2. Place the bowl onto the mixer attachment. Start running on the lowest speed.
3. Gradually add in the milk and water while it’s mixing. Let it mix until it comes together as a dough. Increase one speed to speed up the process. Once it has come together, stop the mixer and lift up the paddle.
4. Spread the softened butter around the dough. Let it mix again on low to incorporate the butter. Increase the speed to higher speed (speed 3 on KitchenAid). Let it mix for about 8 minutes.
5. Knead the dough into a bowl. Place it onto a greased bowl.
6. Cover with cling film and let it prove for 45 minutes or until the size is doubled.
7. After 45 minutes, you’ll notice the size is doubled. Remove the dough from the bowl. Cut and divide it into 8 pieces. For each piece, knead and roll into a ball shape as shown in the video. Place each ball on a non-stick square size parchment paper. Let it prove for another 30 minutes.
8. Prepare a pot and fill with oil of at least 1 inch height.
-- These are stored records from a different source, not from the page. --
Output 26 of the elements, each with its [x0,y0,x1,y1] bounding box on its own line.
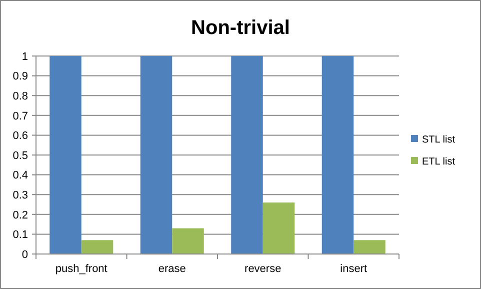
y-tick-label: 0.4 [12,170,28,182]
bar [81,240,114,254]
legend-label: ETL list [422,156,456,168]
bar [354,240,386,254]
legend-label: STL list [422,134,456,146]
bar [262,202,295,254]
y-tick-label: 0.3 [12,189,28,202]
y-tick-label: 0.1 [12,229,28,242]
x-tick-label: erase [158,263,186,275]
y-tick-label: 0 [22,248,28,261]
y-tick-label: 0.5 [12,150,28,162]
y-tick-label: 1 [22,50,28,63]
y-tick-label: 0.6 [12,130,28,142]
y-tick-label: 0.2 [12,209,28,222]
x-tick-label: reverse [244,263,282,275]
x-tick-label: push_front [55,263,108,275]
bar [322,56,354,254]
chart-title: Non-trivial [191,17,290,39]
y-tick-label: 0.7 [12,110,28,122]
y-tick-label: 0.8 [12,90,28,102]
bar [50,56,82,254]
y-tick-label: 0.9 [12,70,28,83]
bar [172,228,204,254]
bar [140,56,172,254]
x-tick-label: insert [340,263,368,275]
bar [231,56,263,254]
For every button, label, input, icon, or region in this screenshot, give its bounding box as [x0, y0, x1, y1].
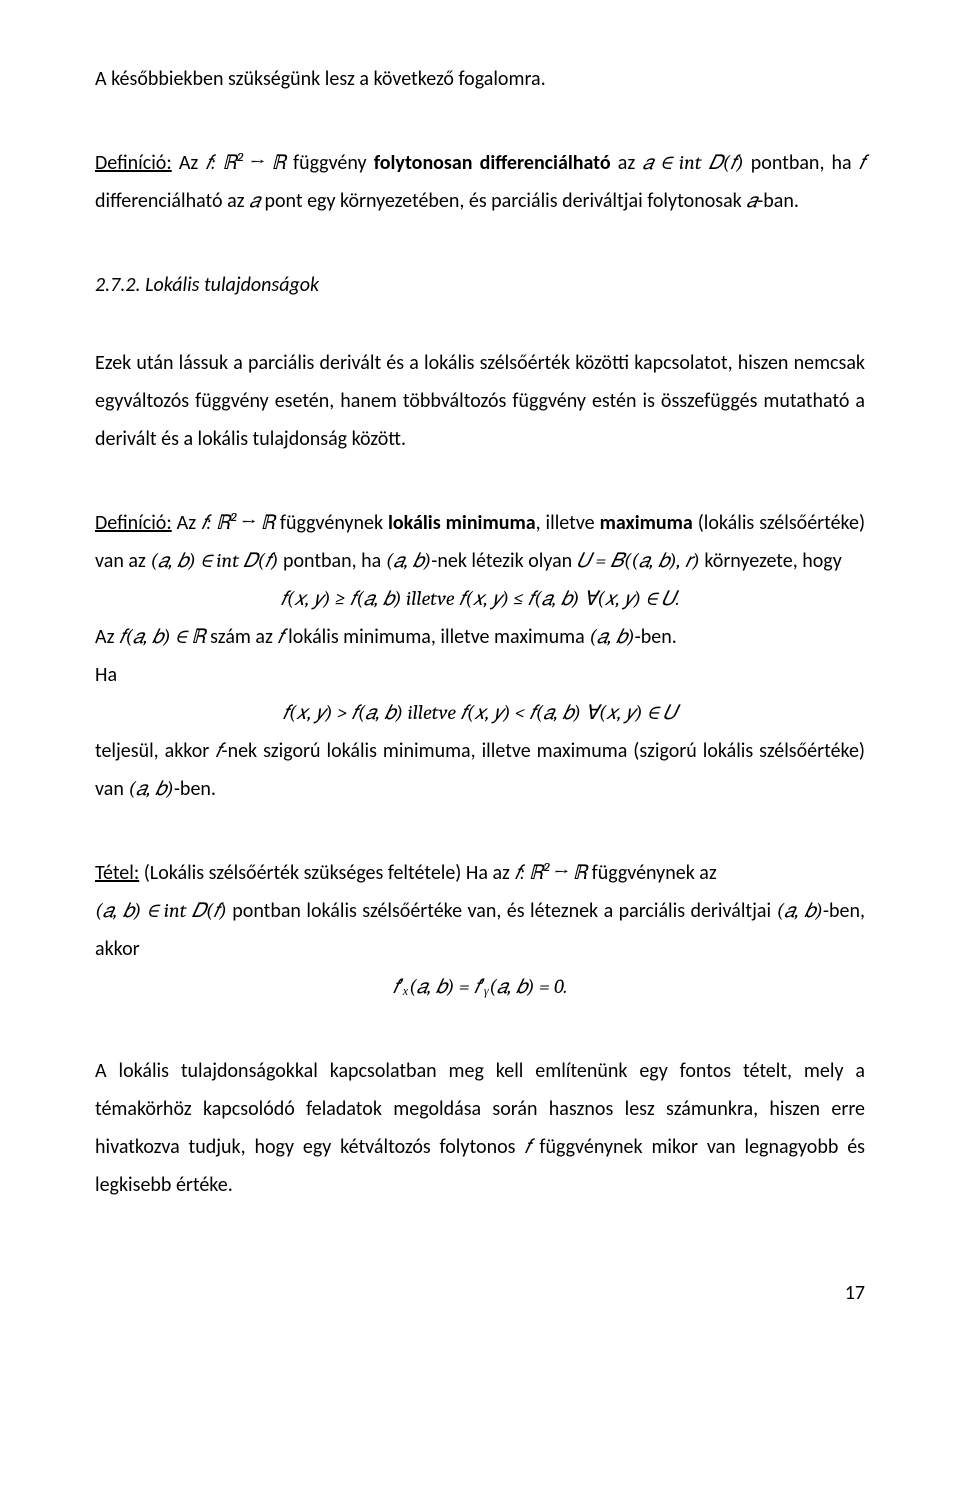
math: (𝑎, 𝑏): [589, 625, 634, 648]
section-heading: 2.7.2. Lokális tulajdonságok: [95, 266, 865, 304]
text: Az: [172, 511, 201, 535]
term: lokális minimuma: [388, 511, 536, 535]
spacer: [95, 1024, 865, 1052]
text: pontban, ha: [278, 549, 385, 573]
text: függvénynek az: [587, 861, 717, 885]
definition-1: Definíció: Az 𝑓: ℝ² → ℝ függvény folyton…: [95, 144, 865, 220]
text: környezete, hogy: [700, 549, 842, 573]
spacer: [95, 116, 865, 144]
spacer: [95, 826, 865, 854]
math: (𝑎, 𝑏) ∈ int 𝐷(𝑓): [150, 549, 278, 572]
body-paragraph-2: A lokális tulajdonságokkal kapcsolatban …: [95, 1052, 865, 1204]
equation-2: 𝑓(𝑥, 𝑦) > 𝑓(𝑎, 𝑏) illetve 𝑓(𝑥, 𝑦) < 𝑓(𝑎,…: [95, 694, 865, 732]
math: 𝑎 ∈ int 𝐷(𝑓): [642, 151, 743, 174]
text: szám az: [206, 625, 278, 649]
text: -ban.: [757, 189, 799, 213]
math: (𝑎, 𝑏): [128, 777, 173, 800]
definition-label: Definíció:: [95, 511, 172, 535]
math: 𝑓(𝑎, 𝑏) ∈ ℝ: [119, 625, 206, 648]
math: (𝑎, 𝑏) ∈ int 𝐷(𝑓): [95, 899, 227, 922]
text: differenciálható az: [95, 189, 249, 213]
page-number: 17: [95, 1274, 865, 1312]
math: 𝑈 = 𝐵((𝑎, 𝑏), 𝑟): [577, 549, 700, 572]
intro-text: A későbbiekben szükségünk lesz a követke…: [95, 60, 865, 98]
math: 𝑎: [249, 189, 260, 212]
text: függvénynek: [275, 511, 388, 535]
spacer: [95, 330, 865, 344]
math: (𝑎, 𝑏): [386, 549, 431, 572]
definition-2-end: teljesül, akkor 𝑓-nek szigorú lokális mi…: [95, 732, 865, 808]
text: pont egy környezetében, és parciális der…: [260, 189, 746, 213]
definition-label: Definíció:: [95, 151, 172, 175]
spacer: [95, 476, 865, 504]
body-paragraph-1: Ezek után lássuk a parciális derivált és…: [95, 344, 865, 458]
text: teljesül, akkor: [95, 739, 215, 763]
term: maximuma: [600, 511, 693, 535]
text: pontban, ha: [744, 151, 859, 175]
text: lokális minimuma, illetve maximuma: [284, 625, 590, 649]
text: -ben.: [635, 625, 677, 649]
text: (Lokális szélsőérték szükséges feltétele…: [139, 861, 514, 885]
spacer: [95, 238, 865, 266]
text: , illetve: [536, 511, 600, 535]
theorem-equation: 𝑓′ₓ(𝑎, 𝑏) = 𝑓′ᵧ(𝑎, 𝑏) = 0.: [95, 968, 865, 1006]
text: az: [611, 151, 643, 175]
text: -ben.: [174, 777, 216, 801]
definition-2: Definíció: Az 𝑓: ℝ² → ℝ függvénynek loká…: [95, 504, 865, 580]
text: -nek létezik olyan: [431, 549, 576, 573]
math: (𝑎, 𝑏): [777, 899, 823, 922]
math: 𝑓: [859, 151, 865, 174]
theorem-label: Tétel:: [95, 861, 139, 885]
text: pontban lokális szélsőértéke van, és lét…: [227, 899, 777, 923]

Heat up the oil to 160°C/320°F.
9. Gently place the dough together with the parchment paper into the oil. Cook each side for about 2 minutes or until it is browned. Maintain the temperature to 160°C/320°F or slightly lower. Set the donuts aside to cool down slightly.
10. On a plate, add the sugar and cinnamon powder. Mix until well combined. Coat the sugar on the donuts.